GCN Circular 6299
Subject
Trigger 276045: Swift detection of a possible burst
Date
2007-04-18T11:50:45Z (17 years ago)
From
David Palmer at LANL <palmer@lanl.gov>
C. Guidorzi (Univ Bicocca&INAF-OAB), A. P. Beardmore (U Leicester),
D. N. Burrows (PSU), N. Gehrels (NASA/GSFC),
S. T. Holland (CRESST/GSFC/USRA), J. A. Kennea (PSU),
H. A. Krimm (GSFC/USRA), W. B. Landsman (NASA/GSFC),
V. Mangano (INAF-IASFPA), C. B. Markwardt (GSFC/UMD),
F. E. Marshall (NASA/GSFC), P. T. O'Brien (U Leicester),
J. P. Osborne (U Leicester), K. L. Page (U Leicester),
D. M. Palmer (LANL), A. M. Parsons (GSFC), M. Perri (ASDC),
P. Romano (Univ. Bicocca & INAF-OAB), B. Sbarufatti (INAF-IASFPA),
P. Schady (MSSL-UCL), M. Stamatikos (NASA/ORAU),
G. Tagliaferri (INAF-OAB), E. Troja (INAF-IASFPA),
D. E. Vanden Berk (PSU) and H. Ziaeepour (UCL-MSSL) report on behalf
of the Swift Team:
At 11:21:01 UT, the Swift Burst Alert Telescope (BAT) triggered and
located a marginal-significance image peak that may be GRB 070418
(trigger=276045). Swift slewed immediately to the location.

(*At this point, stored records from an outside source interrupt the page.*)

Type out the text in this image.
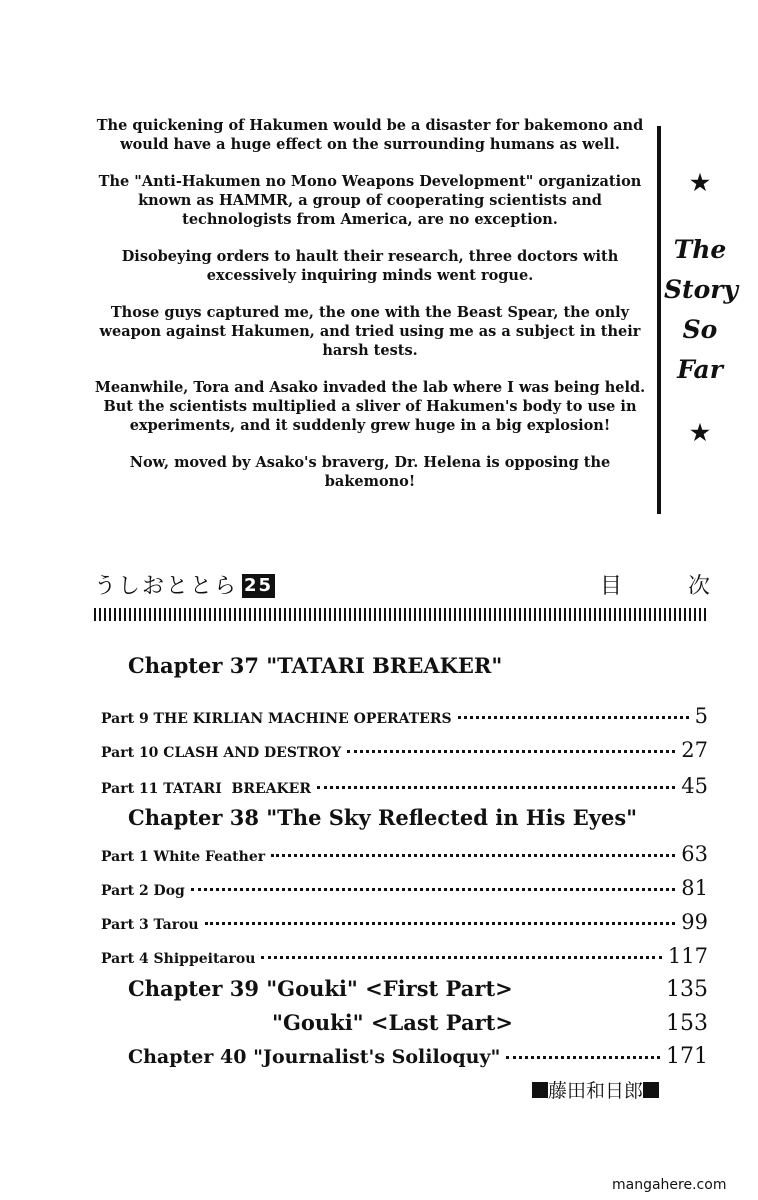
The quickening of Hakumen would be a disaster for bakemono and would have a huge effect on the surrounding humans as well.

The "Anti-Hakumen no Mono Weapons Development" organization known as HAMMR, a group of cooperating scientists and technologists from America, are no exception.

Disobeying orders to hault their research, three doctors with excessively inquiring minds went rogue.

Those guys captured me, the one with the Beast Spear, the only weapon against Hakumen, and tried using me as a subject in their harsh tests.

Meanwhile, Tora and Asako invaded the lab where I was being held. But the scientists multiplied a sliver of Hakumen's body to use in experiments, and it suddenly grew huge in a big explosion!

Now, moved by Asako's braverg, Dr. Helena is opposing the bakemono!

★
The
Story
So
Far
★
うしおととら 25	目	次
Chapter 37 "TATARI BREAKER"
Part 9 THE KIRLIAN MACHINE OPERATERS	5
Part 10 CLASH AND DESTROY	27
Part 11 TATARI  BREAKER	45
Chapter 38 "The Sky Reflected in His Eyes"
Part 1 White Feather	63
Part 2 Dog	81
Part 3 Tarou	99
Part 4 Shippeitarou	117
Chapter 39 "Gouki" <First Part>	135
"Gouki" <Last Part>	153
Chapter 40 "Journalist's Soliloquy"	171
藤田和日郎
mangahere.com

The BAT on-board calculated location is
RA, Dec 228.504, +51.226 which is
RA(J2000) = 15h 14m 01s
Dec(J2000) = +51d 13' 34"
with an uncertainty of 3 arcmin (radius, 90% containment, including
systematic uncertainty). The BAT light curve shows a single
0.064 second timebin with an excess of ~100 counts above background,
primarily in the 100-350 keV energy bin. The very short duration
and confinement to the highest energy channel indicate that this
is very likely to be a cosmic ray shower, although a short, weak,
very hard GRB cannot be eliminated at this time. A final
determination of the cause of this event will
require data from the next Malindi pass, which will be available
around 1300 UT.
The XRT began taking data at 11:22:22 UT, 81 seconds after the BAT
trigger. The XRT on-board centroid algorithm did not find a source in the
image and no prompt position is available. Down-linked
data (for a total exposure of 1140s) show no sources in the XRT field.
UVOT took a finding chart exposure of 100 seconds with the White (160-650 nm)
filter starting 85 seconds after the BAT trigger. No afterglow candidate has
been found in the initial data products. The 2.7'x2.7' sub-image covers 25% of
the BAT error circle. The typical 3-sigma upper limit has been about 18.5 mag.
The 8'x8' region for the list of sources generated on-board covers 100% of the
BAT error circle. The list of sources is typically complete to about 18 mag. No
correction has been made for extinction of E(B-V)=0.02.